Gary Evans
For pioneering work to put community vision and benefit at the center of rural broadband deployment efforts and his strategic and supportive contributions to the Blandin Broadband Strategy Board and the Governor’s Broadband Task Force.
- President and CEO of Hiawatha Broadband Communications from 1998-2013
- Inducted into the Winona County Fair “Hall of Fame” for his decades of community service in 2017
- Helped launch Luminet, a nonprofit group established by Hiawatha Education Foundation, to manage a public internet network connecting schools. In 1997, Luminet transformed into HBC so as to bring broadband to the greater Winona community.
- Taught communities that broadband is a tool to achieve the community’s future vision rather than an end in itself. HBC only expanded into communities where leaders understood this paradigm.
Why is it important that rural Minnesotans have broadband access?

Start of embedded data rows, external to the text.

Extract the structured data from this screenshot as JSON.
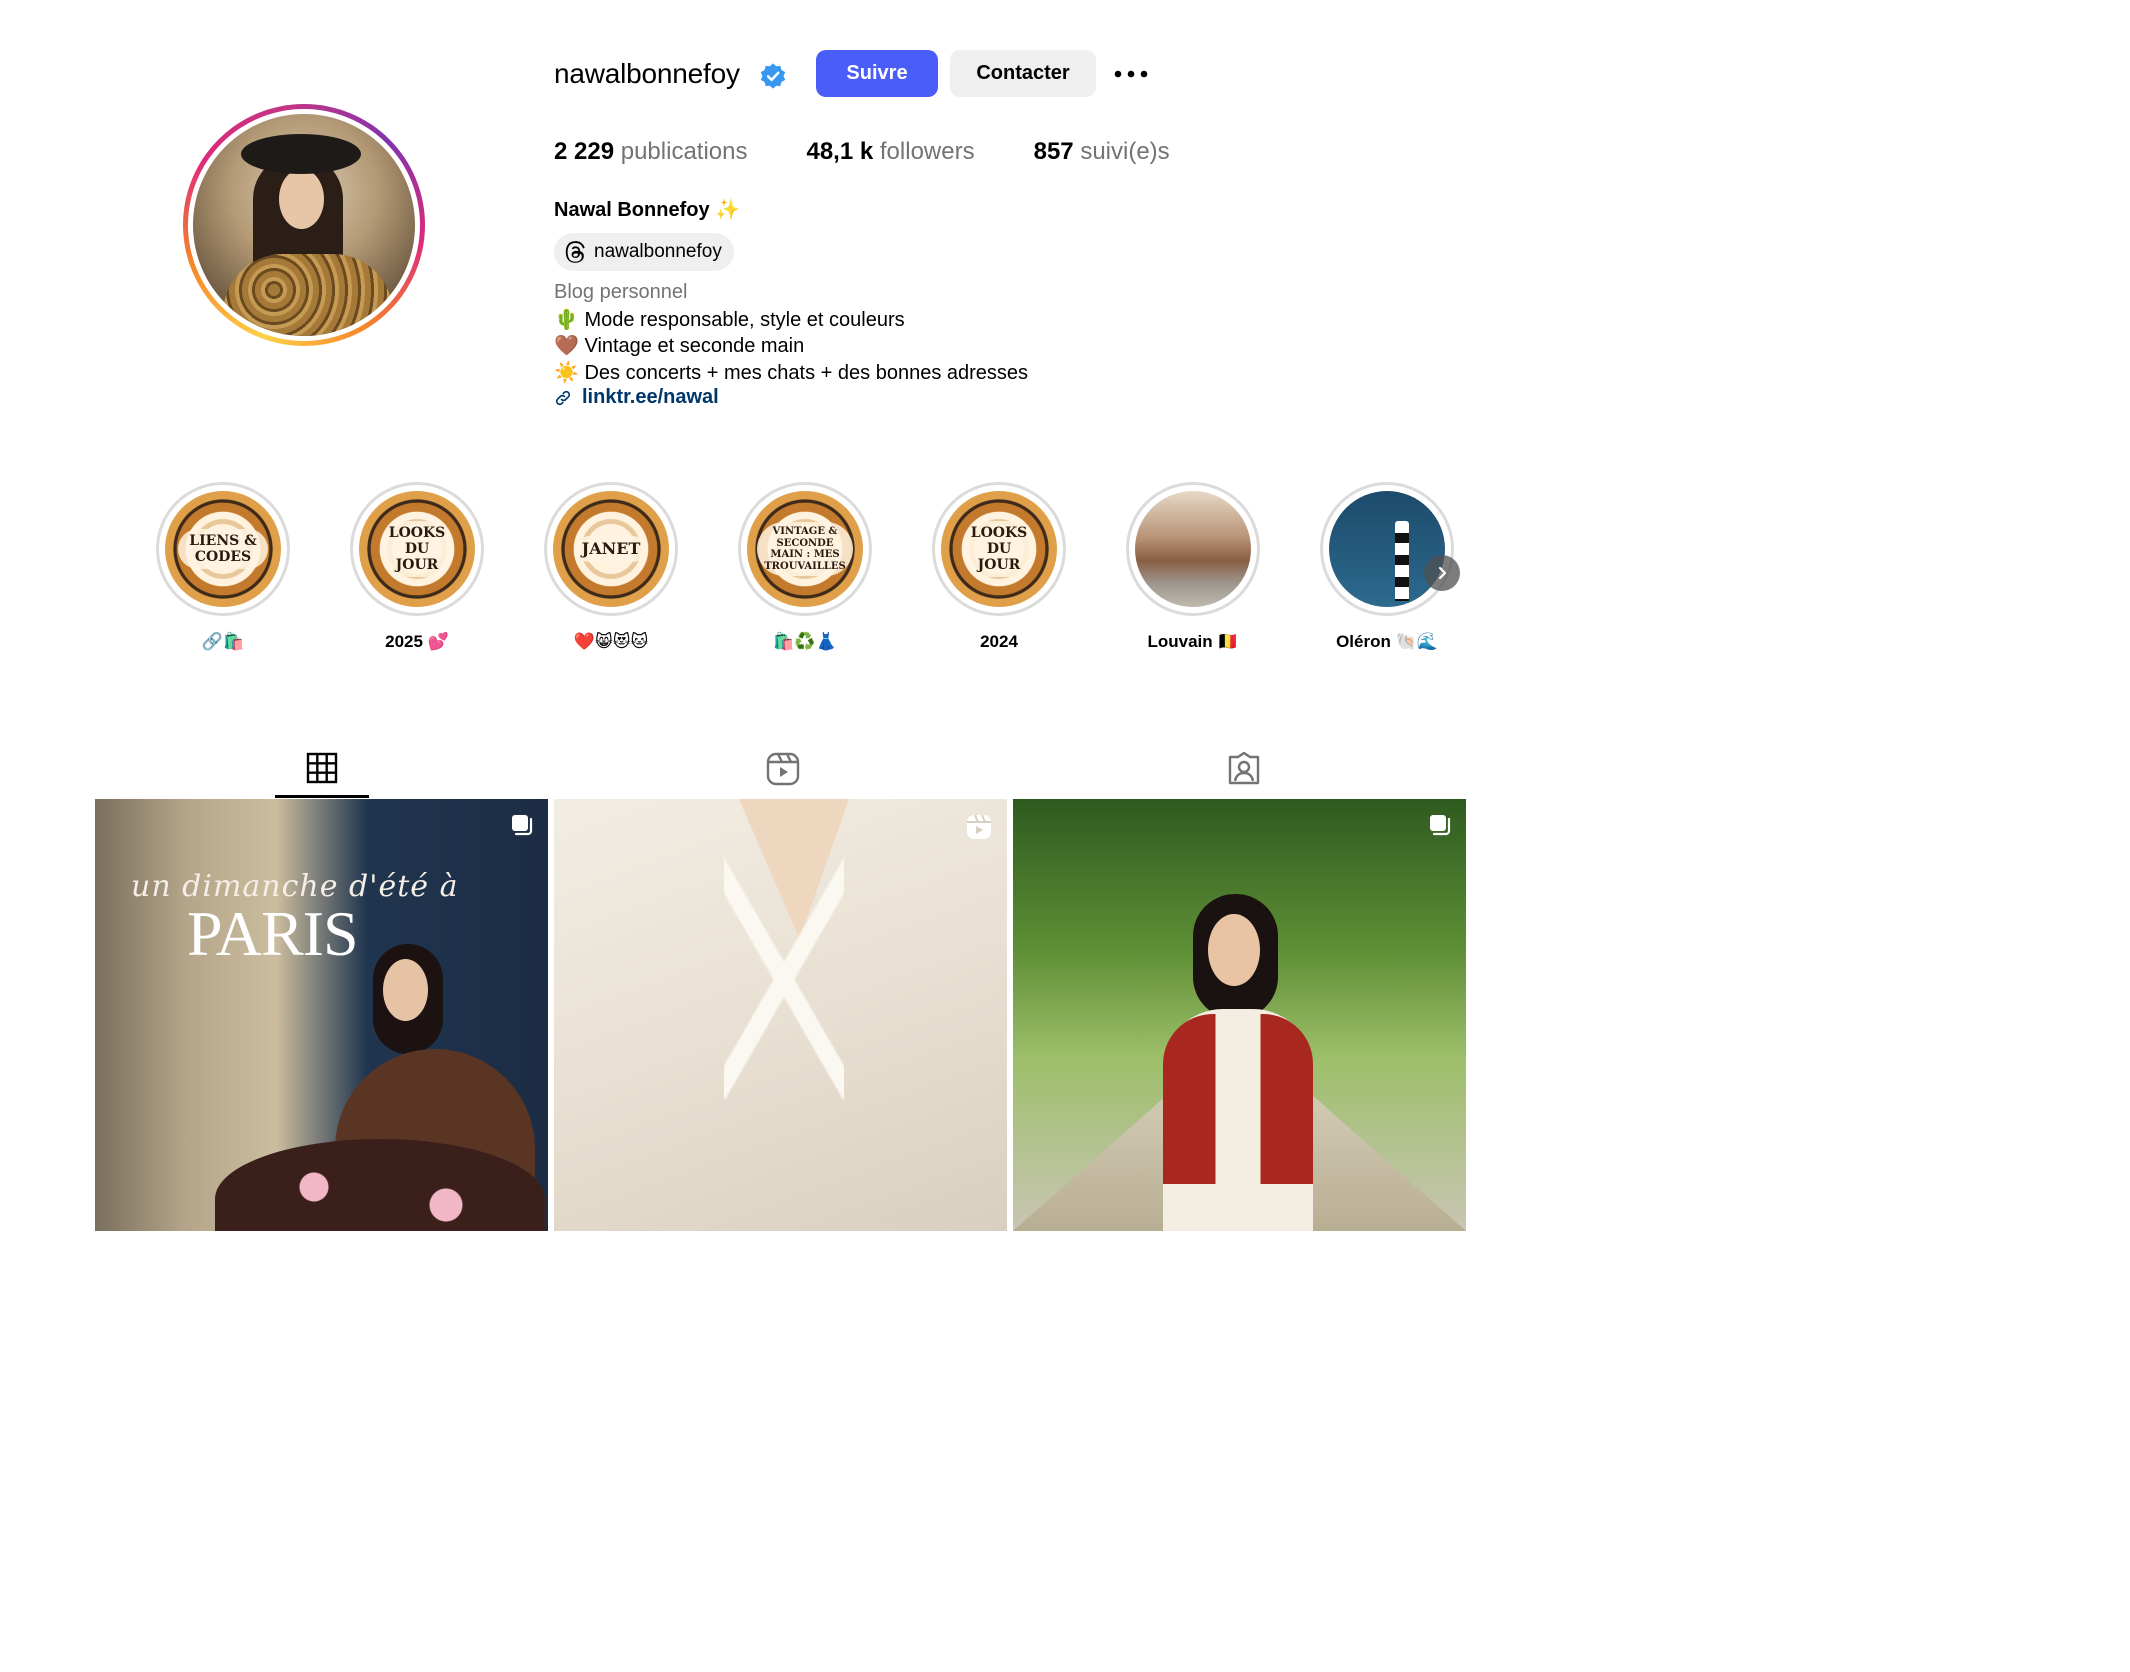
{
  "profile": {
    "username": "nawalbonnefoy",
    "verified": true,
    "follow_label": "Suivre",
    "contact_label": "Contacter",
    "full_name": "Nawal Bonnefoy ✨",
    "threads_handle": "nawalbonnefoy",
    "bio_category": "Blog personnel",
    "bio_lines": [
      "🌵 Mode responsable, style et couleurs",
      "🤎 Vintage et seconde main",
      "☀️ Des concerts + mes chats + des bonnes adresses"
    ],
    "link_text": "linktr.ee/nawal"
  },
  "stats": [
    {
      "value": "2 229",
      "label": "publications"
    },
    {
      "value": "48,1 k",
      "label": "followers"
    },
    {
      "value": "857",
      "label": "suivi(e)s"
    }
  ],
  "highlights": [
    {
      "cover_text": "LIENS & CODES",
      "label": "🔗🛍️"
    },
    {
      "cover_text": "LOOKS DU JOUR",
      "label": "2025 💕"
    },
    {
      "cover_text": "JANET",
      "label": "❤️😸😻🐱"
    },
    {
      "cover_text": "VINTAGE & SECONDE MAIN : MES TROUVAILLES",
      "label": "🛍️♻️👗"
    },
    {
      "cover_text": "LOOKS DU JOUR",
      "label": "2024"
    },
    {
      "cover_text": "",
      "label": "Louvain 🇧🇪"
    },
    {
      "cover_text": "",
      "label": "Oléron 🐚🌊"
    }
  ],
  "tabs": [
    {
      "name": "posts",
      "icon": "grid-icon",
      "active": true
    },
    {
      "name": "reels",
      "icon": "reels-icon",
      "active": false
    },
    {
      "name": "tagged",
      "icon": "tagged-icon",
      "active": false
    }
  ],
  "posts": [
    {
      "type": "carousel",
      "overlay_script": "un dimanche d'été à",
      "overlay_title": "PARIS"
    },
    {
      "type": "reel"
    },
    {
      "type": "carousel"
    }
  ],
  "colors": {
    "follow_button": "#4a5df9",
    "secondary_button": "#efefef",
    "link": "#00376b",
    "muted_text": "#737373",
    "verified_badge": "#3897f0"
  }
}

Broadband is the utility of 21st century, carrying the same sort of transformative powers to the people as electricity did in the 1900s. I have been privileged to watch many things happen as the result of broadband deployment. For instance, there is not a Hiawatha Broadband Communications community where service was installed that is not larger now than it was when the construction began. In some cases that reversed six decades of population declines. It is a utility – yes, utility – that affects every member of a family, just like electricity. It enables our youth to study and learn, our employee force to have access to global resources instantly and visually, and our stay-at-home residents to work, if they want. Not since electricity has a service so affected an entire population. And, for those who do not have it, it has created a society of haves and have-nots.
What do you see as your biggest broadband victory?

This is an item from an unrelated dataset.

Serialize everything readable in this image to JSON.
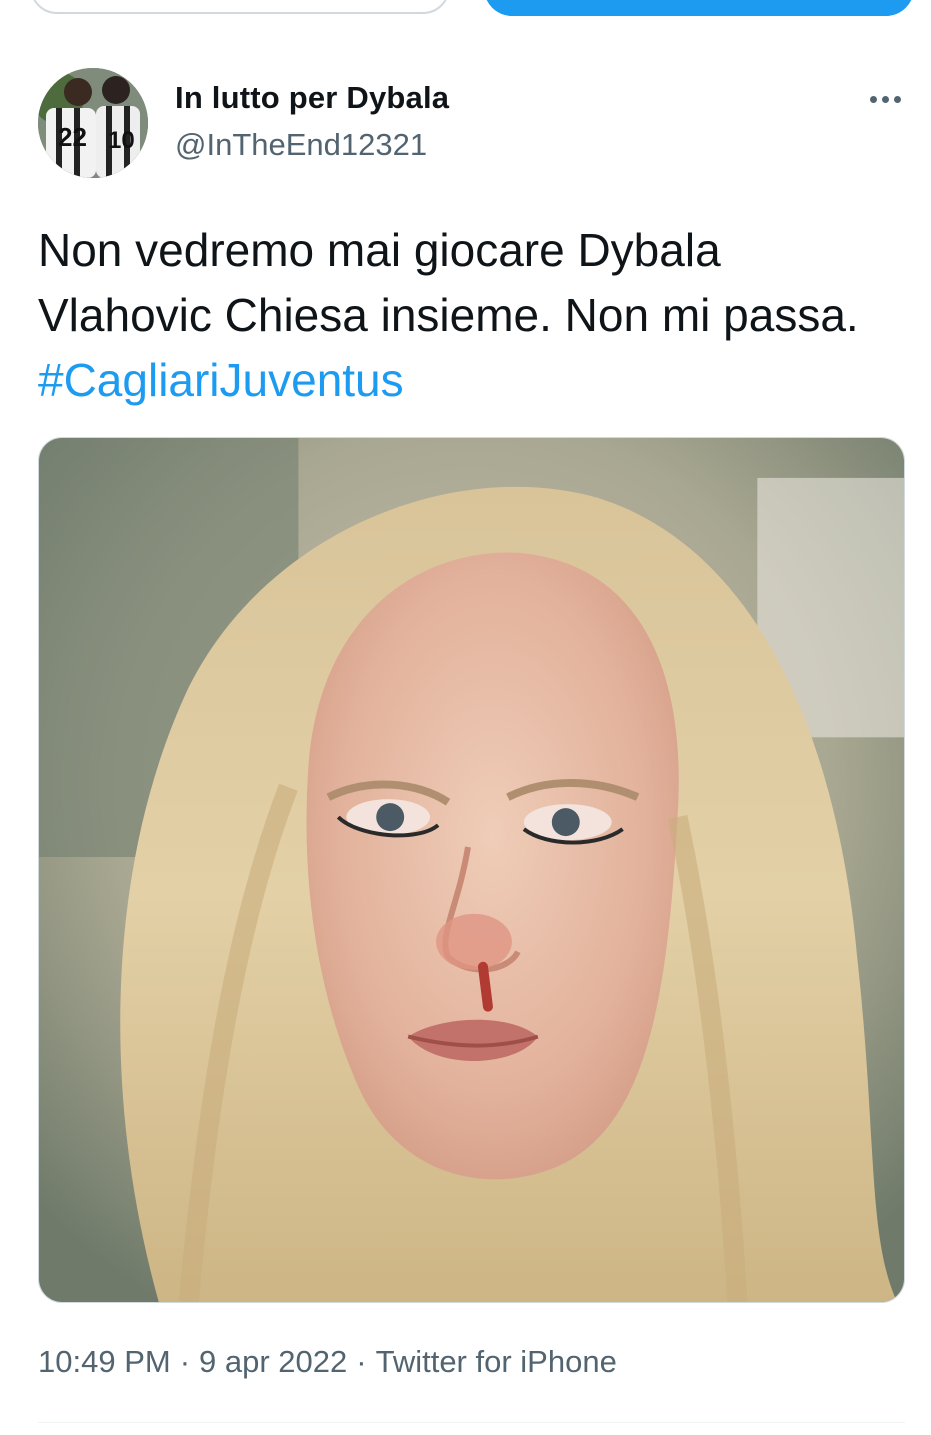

Without intending to sound boastful, trying to pick one out of what seems like a million is a very tough task, but to point at one we need to go back to the beginning – in the late 1990s. Hiawatha Broadband was born because of the generosity of Fastenal founder Bob Kierlin and his friends. No one, at least to my knowledge, prior to HBC had the audacity to take on one of the giant MSOs, in this case Charter. Not only did HBC survive, but it thrived and its customers were the beneficiaries. In the wake of reports that the company would be extinct in a year or two, HBC achieved penetration as high as 80 percent in the markets it served and is stronger today in those markets than any of its competitors: Charter, Mediacom, US Cable, CenturyLink (and its predecessors) and Frontier.
What role did local leadership play in your accomplishments?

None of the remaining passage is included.